C’est une observation devenue banale que le goût des fonctions publiques est fort répandu en France. Quelles sont les causes d’une tendance si prononcée ? Il y en a plus d’une assurément, et d’abord la vanité, l’amour du pouvoir, un goût prononcé et presque général pour les honneurs, même au prix de l’indépendance ; mais, à s’en tenir là, l’explication serait très imparfaite. Les solliciteurs considèrent aussi, quelquefois principalement, que les places donnent un revenu fixe, à l’abri de toute incertitude, sans péril autre que l’accident, d’ailleurs bien rare, de la destitution. Le traitement, tant modique soit-il, est fort estimé, surtout à cause de la facilité qu’il offre pour aligner l’actif et le passif dans l’économie domestique. La femme du fonctionnaire ne pense pas autrement que la femme de l’ouvrier, et si l’homme riche recherche les fonctions publiques pour la puissance et les honneurs, la famille du fonctionnaire sans fortune apprécie surtout dans un emploi le traitement qui la fait vivre avec sécurité.
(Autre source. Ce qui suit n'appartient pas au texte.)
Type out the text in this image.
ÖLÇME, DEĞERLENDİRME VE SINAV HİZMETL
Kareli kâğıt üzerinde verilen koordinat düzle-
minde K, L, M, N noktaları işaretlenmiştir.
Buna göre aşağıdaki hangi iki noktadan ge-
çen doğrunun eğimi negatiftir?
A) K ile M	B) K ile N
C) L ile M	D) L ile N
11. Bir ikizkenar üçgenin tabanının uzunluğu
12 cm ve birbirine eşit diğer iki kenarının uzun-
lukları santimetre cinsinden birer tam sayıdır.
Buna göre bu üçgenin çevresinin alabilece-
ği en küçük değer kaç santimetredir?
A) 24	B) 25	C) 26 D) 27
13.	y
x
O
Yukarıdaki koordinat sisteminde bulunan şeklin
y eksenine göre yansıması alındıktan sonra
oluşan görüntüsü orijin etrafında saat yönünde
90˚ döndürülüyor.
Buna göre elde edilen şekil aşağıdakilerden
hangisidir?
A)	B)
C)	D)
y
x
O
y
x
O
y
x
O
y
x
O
Y aurait-il, comme on l’a souvent dit, une différence de nature entre le salaire et le traitement ? La différence est dans les mots plutôt que dans le fond des choses, et tient peut-être à des idées déjà surannées de supériorité sociale. Le travail manuel a été longtemps considéré comme servile, tandis que le moindre office public conférait, avec certains avantages honorifiques, une sorte d’indépendance. C’est pour exprimer cette inégalité aujourd’hui bien vaine que la rémunération du travail n’a pas été désignée de la même manière dans les deux cas. La distinction n’est pas d’ailleurs très ancienne, et même n’a commencé à s’établir qu’au moment où elle ne répondait plus à la réalité. On disait autrefois les gages d’un connétable, d’un sénéchal, d’un bailli, d’un grand officier de la couronne, et même aujourd’hui on appelle salaire la rémunération de plusieurs employés de l’état, spécialement celle du conservateur des hypothèques. Quoi qu’il en soit, et alors même que certains termes correspondraient à une prétention de supériorité, il n’y aurait pas moins identité de nature, au point de vue économique, entre le salaire et le traitement.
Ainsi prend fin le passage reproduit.